SRGSSR / srgmediaplayer-apple

An advanced media player library, simple and reliable
MIT License
158 stars 33 forks source link

Incorrect seeks in DVR streams #54

Closed defagos closed 5 years ago

defagos commented 5 years ago

When seeking forwards or backwards, e.g. with the built-in SRGMediaPlayerViewController, seeks are erratic.

Issue type

Incorrect behavior

Description of the problem

Jumping forward or backward in a DVR stream does not work. The jumps are either too large or in the wrong direction.

Environment information

Reproducibility

Always reproducible

Steps to reproduce

  1. Open the SRG Media Player demo and play the Timeshift audio stream with the SRG media player.
  2. Seek to the past and wait a minute. Then use the +15 / -15 buttons to skip. The behavior is erratic.
defagos commented 5 years ago

The reason was that the start of a DVR time range was not always zero because of chunks being added. The time range normalization introduced in version 2.5 implementation was therefore incorrectly normalizing times.

To solve the issue, there was two possibilities:

  1. Fix the normalization.
  2. Fix time ranges so that their origin is always 0.

    Since the start position is ultimately not interesting, and for consistency with on-demand streams (which have always 0 as start position), I fixed the issue by ensuring that time ranges always start at 0.

defagos commented 5 years ago

The fix is ready for review on the feature/dvr-seek-issues branch.

defagos commented 5 years ago

After some testing this approach worked but was misleading. For a DVR stream, and as chunks are retrieved, the time range origin moves in time. Always fixing time ranges to start at 0 means that the current time must be fixed accordingly, so that it moves back in time. To understand this behavior, imagine that the player is paused. As new chunks are pumped in, the playback position must namely go back in time.
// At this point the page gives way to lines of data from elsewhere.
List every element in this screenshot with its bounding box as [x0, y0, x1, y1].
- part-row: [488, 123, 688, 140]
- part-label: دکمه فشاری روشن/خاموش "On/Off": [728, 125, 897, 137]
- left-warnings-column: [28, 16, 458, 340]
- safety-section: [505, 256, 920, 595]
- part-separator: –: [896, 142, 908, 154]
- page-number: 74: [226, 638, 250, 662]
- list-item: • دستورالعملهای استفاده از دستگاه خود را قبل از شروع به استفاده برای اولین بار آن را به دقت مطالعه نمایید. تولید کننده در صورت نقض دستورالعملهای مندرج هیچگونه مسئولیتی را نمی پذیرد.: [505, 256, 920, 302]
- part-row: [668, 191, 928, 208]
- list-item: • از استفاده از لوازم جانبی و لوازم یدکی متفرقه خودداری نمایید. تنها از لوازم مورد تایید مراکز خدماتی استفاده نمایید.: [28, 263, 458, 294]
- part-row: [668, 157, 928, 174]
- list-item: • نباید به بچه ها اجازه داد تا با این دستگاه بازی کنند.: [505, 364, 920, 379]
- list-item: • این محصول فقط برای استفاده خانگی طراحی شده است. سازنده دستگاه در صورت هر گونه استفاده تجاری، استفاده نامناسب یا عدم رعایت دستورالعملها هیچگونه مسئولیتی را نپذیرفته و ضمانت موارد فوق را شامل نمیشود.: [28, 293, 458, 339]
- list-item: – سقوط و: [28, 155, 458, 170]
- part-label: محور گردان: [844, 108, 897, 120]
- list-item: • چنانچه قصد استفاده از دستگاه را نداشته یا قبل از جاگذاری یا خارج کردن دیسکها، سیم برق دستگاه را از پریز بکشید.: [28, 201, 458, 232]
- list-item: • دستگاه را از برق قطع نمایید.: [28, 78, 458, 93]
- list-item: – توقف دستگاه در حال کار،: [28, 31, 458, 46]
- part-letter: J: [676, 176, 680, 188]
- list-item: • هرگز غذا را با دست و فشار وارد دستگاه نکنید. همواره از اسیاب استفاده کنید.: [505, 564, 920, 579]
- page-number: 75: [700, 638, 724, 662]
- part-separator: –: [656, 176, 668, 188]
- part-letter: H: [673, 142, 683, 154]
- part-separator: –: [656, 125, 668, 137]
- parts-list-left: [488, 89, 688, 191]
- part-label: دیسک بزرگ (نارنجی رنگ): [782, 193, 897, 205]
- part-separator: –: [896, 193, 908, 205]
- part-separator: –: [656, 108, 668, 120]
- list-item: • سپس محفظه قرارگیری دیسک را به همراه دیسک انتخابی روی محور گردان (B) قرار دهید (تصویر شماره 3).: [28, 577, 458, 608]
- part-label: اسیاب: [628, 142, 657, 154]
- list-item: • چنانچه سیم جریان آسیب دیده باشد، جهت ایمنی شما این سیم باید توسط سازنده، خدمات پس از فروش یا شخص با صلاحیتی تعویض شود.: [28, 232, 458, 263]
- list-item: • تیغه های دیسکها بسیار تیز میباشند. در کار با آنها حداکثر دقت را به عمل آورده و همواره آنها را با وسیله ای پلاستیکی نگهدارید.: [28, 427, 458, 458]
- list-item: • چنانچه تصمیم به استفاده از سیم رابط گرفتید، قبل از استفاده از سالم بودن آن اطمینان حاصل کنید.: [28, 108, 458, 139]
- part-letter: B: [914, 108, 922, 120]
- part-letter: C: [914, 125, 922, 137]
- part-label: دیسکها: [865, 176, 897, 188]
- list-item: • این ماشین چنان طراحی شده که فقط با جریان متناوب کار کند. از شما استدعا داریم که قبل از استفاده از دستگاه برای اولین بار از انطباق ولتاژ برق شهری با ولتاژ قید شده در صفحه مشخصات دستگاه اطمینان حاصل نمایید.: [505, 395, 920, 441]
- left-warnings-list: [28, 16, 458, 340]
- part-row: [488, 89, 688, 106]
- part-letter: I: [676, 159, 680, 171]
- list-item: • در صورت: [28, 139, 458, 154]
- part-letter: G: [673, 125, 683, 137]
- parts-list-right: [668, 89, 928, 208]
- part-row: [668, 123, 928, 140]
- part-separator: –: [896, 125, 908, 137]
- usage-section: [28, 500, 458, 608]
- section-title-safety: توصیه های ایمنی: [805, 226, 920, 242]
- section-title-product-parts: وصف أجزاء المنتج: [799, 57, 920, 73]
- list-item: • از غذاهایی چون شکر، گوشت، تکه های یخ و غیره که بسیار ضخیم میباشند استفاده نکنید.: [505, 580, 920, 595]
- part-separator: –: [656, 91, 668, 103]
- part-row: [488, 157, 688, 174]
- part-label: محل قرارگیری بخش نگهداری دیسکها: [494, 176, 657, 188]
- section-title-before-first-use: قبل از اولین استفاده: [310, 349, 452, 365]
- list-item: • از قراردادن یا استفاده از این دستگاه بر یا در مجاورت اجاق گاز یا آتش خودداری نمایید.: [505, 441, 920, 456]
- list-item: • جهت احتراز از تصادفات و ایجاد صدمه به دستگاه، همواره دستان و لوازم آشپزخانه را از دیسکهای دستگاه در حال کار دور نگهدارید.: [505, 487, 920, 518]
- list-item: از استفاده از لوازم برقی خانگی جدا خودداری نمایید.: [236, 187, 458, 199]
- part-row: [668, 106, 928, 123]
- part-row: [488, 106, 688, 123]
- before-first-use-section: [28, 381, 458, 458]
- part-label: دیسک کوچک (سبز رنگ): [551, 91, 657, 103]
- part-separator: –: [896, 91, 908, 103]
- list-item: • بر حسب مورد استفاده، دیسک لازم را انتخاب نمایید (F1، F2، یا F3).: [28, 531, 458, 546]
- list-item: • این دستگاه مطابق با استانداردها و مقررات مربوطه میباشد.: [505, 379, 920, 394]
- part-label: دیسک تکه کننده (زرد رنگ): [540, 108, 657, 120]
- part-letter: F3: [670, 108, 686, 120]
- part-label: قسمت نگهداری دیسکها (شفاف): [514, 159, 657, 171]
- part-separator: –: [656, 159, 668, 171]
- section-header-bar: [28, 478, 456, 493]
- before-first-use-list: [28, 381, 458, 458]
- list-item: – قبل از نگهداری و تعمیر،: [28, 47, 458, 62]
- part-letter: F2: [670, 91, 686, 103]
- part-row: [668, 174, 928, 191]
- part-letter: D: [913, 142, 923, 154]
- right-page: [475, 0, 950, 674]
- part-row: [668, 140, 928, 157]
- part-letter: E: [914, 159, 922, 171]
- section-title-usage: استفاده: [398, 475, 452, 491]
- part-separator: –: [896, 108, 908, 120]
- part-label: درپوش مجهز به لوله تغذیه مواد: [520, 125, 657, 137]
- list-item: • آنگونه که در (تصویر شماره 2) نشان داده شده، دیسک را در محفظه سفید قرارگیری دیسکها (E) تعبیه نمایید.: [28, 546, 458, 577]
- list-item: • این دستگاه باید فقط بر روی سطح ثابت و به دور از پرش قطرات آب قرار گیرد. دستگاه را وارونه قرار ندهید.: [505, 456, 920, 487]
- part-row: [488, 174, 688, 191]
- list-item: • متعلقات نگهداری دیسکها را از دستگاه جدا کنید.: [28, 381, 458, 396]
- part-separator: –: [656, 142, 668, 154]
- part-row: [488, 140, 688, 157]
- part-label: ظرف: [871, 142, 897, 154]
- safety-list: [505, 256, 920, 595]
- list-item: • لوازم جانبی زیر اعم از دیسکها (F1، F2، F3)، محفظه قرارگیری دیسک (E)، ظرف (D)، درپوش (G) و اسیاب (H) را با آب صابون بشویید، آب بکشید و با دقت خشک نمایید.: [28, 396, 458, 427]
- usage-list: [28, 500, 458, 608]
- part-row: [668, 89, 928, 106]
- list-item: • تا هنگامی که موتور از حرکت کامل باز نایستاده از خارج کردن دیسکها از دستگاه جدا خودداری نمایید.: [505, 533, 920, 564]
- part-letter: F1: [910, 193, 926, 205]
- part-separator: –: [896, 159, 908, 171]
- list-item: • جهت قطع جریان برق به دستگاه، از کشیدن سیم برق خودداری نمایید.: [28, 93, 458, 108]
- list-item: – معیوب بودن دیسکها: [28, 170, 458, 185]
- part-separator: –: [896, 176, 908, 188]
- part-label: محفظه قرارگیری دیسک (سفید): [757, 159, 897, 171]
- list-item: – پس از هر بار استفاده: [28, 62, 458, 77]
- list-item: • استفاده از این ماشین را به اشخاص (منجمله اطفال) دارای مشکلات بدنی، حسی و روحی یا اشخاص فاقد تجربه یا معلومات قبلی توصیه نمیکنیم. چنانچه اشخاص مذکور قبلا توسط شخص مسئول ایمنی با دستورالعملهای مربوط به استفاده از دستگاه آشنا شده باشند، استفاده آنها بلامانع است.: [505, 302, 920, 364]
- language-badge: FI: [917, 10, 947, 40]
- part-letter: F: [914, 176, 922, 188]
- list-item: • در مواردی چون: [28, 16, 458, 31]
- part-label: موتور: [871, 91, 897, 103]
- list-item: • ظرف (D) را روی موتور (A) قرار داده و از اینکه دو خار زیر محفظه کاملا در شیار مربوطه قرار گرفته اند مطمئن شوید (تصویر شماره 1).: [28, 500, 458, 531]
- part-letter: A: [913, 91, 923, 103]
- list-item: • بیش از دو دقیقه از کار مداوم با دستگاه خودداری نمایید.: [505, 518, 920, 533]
In my opinion this is misleading because if you associate a date with the current position (which AVPlayer supports), the date remains fixed. This is why I recommend letting the current position and time range as they are, which in addition provides consistent times with those which can be retrieved from the underlying AVPlayer, available as a readonly property. This way, when the player is paused, the current time does not change, but the range slides forward, eventually catching up with the current position.

To solve the problem, we must therefore be especially careful when building a seek position from the current position. In such cases, since all seek positions in SRGMediaPlayerController are relative to the time range, we must subtract to the targeted CMTime the time range start to obtain a relative position to which to seek to.

I enhanced the documentation accordingly and I fixed SRGMediaPlayerViewController skip implementation, but I suggest we stop there. This is the probably the easiest and most consistent approach to deal with such issues.

defagos commented 5 years ago

One last improvement: When seeking into a segment, positions must be relative. When seeking outside any segment, positions must not be relative to the content time range (whose origin might shift in time in the case of DVR streams). This avoids having to introduce a "relative vs. absolute" time concept, and is intuitive to understand.